After new senators are sworn in Tuesday by Vice President Joe Biden, a symbol of the departing Democratic administration, and House members by GOP Speaker Paul Ryan, the Republicans among them plan to move quickly to turn back an era defined by Mr. Obama’s ambitions to make the government a more powerful force in the economy.
Republicans will hold the White House and both chambers of Congress for the first time since early 2007 once President-elect Donald Trump is sworn in Jan. 20, creating high expectations within the party that it can enact long-held policy goals. When Mr. Trump met recently with Sen. David Perdue (R., Ga.), “all we talked about for the better part of an hour was how to get results in the first part of the year,” Mr. Perdue recalled.
One of the first goals for Republican leaders is to dismantle the Affordable Care Act. The Senate’s opening move, coming as soon as Tuesday, will be to initiate a controversial process to repeal parts of the law, which has brought health insurance to more than 19 million people but has taken a hit as the number of insurers offering coverage on the ACA’s exchanges has shrunk and premiums have jumped.

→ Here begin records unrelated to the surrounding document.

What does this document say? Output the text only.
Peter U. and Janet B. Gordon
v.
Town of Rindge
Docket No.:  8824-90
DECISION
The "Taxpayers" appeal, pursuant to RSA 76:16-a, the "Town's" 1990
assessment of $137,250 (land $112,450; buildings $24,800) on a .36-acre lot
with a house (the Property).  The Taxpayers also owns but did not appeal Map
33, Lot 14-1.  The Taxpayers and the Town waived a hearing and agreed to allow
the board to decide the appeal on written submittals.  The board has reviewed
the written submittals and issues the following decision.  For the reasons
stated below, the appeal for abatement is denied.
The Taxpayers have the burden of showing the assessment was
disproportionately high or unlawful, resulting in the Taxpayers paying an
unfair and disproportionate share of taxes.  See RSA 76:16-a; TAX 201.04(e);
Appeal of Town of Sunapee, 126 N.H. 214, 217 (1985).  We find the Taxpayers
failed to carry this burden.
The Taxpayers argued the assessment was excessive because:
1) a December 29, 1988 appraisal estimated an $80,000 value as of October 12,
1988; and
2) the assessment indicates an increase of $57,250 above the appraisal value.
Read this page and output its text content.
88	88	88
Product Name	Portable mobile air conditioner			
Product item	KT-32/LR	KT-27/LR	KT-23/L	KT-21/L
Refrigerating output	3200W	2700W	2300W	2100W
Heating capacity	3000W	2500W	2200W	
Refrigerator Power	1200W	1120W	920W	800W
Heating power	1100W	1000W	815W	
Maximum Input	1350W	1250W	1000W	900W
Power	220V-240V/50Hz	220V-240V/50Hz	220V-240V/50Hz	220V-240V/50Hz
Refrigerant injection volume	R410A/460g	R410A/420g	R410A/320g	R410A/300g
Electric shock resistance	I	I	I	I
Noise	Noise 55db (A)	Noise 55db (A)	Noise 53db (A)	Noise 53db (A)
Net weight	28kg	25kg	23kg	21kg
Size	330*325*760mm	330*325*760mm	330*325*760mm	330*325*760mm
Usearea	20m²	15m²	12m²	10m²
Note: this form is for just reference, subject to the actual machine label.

As with many of the Republican goals, the effort is creating a maze of challenges. The most pressing is how to develop a replacement for the 2010 health law without triggering the sort of disruptions that accompanied the law’s rollout, which in turn contributed to the Democrats’ loss of their Senate majority in 2014.
Many health insurers have stopped writing policies on the exchanges, leaving individual insurance markets struggling in some states, including GOP-leaning Arizona, Alaska and Tennessee. Some Republican lawmakers, whose votes will be crucial to any repeal plan, are worried a repeal would yank the rug out from under people’s coverage before a replacement is in effect.
Republicans also know that a confirmation hearing for Rep. Tom Price (R., Ga.), nominated to serve as Health and Human Services secretary, will become an early focal point for debate over any repeal plan, given the congressman’s years of working to replace the health law’s mandates with tax credits for the purchase of insurance.